Review any organization that has earned a “best place to work” designation, or one that perennially earns “favorite company” status with a strong base of loyal customers, and you’ll discover a common thread: employees who are highly engaged. The intellectual argument in favor of improving employee engagement is irrefutable. Whatever definition one chooses, having more engaged employees should lead to better performance and a variety of improved business outcomes. Yet in many organizations, employee engagement is not a recognized, serious initiative that is viewed as having a measurable return.
The purpose of this study is to measure employee engagement, understand the impact it is having, and how it is measured and managed so as to derive some best practices to guide all organizations.

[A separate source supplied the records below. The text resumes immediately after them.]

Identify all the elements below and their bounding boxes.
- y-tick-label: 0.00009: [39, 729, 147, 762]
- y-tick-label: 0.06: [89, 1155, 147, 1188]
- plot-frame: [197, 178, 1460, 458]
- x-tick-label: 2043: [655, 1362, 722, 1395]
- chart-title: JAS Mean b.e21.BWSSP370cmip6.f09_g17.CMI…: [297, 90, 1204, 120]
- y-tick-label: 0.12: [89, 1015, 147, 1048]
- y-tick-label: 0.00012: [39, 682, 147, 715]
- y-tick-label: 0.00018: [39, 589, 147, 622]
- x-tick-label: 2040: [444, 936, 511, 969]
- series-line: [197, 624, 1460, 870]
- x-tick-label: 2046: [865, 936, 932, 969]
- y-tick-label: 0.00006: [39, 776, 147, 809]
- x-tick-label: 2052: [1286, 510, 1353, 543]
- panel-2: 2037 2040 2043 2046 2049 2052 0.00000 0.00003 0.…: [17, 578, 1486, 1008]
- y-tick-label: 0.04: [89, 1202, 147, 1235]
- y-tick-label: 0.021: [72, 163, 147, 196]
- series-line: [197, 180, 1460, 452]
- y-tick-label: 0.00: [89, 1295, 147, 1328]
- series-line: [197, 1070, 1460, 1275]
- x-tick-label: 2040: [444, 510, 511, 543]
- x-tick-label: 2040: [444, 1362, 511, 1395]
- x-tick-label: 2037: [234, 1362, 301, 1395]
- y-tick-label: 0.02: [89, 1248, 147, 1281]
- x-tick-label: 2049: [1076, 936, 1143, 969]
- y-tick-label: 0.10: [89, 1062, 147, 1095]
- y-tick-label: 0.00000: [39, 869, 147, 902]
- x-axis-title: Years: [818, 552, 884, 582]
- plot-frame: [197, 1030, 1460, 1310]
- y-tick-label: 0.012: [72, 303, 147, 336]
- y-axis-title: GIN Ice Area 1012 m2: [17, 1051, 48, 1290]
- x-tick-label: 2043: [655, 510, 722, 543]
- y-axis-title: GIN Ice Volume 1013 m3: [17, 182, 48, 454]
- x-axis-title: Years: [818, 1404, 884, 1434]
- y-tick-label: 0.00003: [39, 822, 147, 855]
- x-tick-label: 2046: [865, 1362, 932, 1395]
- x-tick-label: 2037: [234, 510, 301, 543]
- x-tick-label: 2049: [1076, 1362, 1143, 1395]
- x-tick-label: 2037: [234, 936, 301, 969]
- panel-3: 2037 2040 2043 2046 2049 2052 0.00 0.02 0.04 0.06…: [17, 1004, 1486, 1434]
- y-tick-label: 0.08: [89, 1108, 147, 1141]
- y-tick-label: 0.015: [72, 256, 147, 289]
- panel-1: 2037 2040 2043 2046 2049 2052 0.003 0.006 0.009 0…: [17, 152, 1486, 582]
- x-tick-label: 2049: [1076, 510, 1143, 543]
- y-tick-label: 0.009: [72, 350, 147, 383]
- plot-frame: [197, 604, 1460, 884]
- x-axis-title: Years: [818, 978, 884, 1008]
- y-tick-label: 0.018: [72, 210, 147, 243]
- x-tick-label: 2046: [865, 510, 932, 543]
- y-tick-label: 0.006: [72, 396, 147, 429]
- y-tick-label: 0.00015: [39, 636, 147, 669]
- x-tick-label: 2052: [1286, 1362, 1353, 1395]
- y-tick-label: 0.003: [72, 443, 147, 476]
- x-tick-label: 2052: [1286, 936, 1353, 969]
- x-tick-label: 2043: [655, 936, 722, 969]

This study will reveal what organizations with highly engaged workforces are doing, and the degree of benefit they are getting as a result. This study sought to examine the effects of employee engagement on key performance indicators such as:
- Revenue generation
- Employee retention, productivity, morale and creativity
- Customer loyalty & retention
Table of Contents
- Executive Summary
- Research Methodology
- Employee Engagement Baseline
- The Core of Employee Engagement
- Characteristics of Engaged Employees
- The Impact of Engaged Employees
- Promoting Employee Engagement
- Measuring and Managing Engagement
- The Culture of Engagement
- Analyst Bottom Line
- About Demand Metric
The Demand Metric 2013 Employee Engagement Survey was administered online during the period of November 8th through November 26th, 2013. During this period, 376 responses were collected, of which 291 were qualified and complete enough for inclusion in the analysis.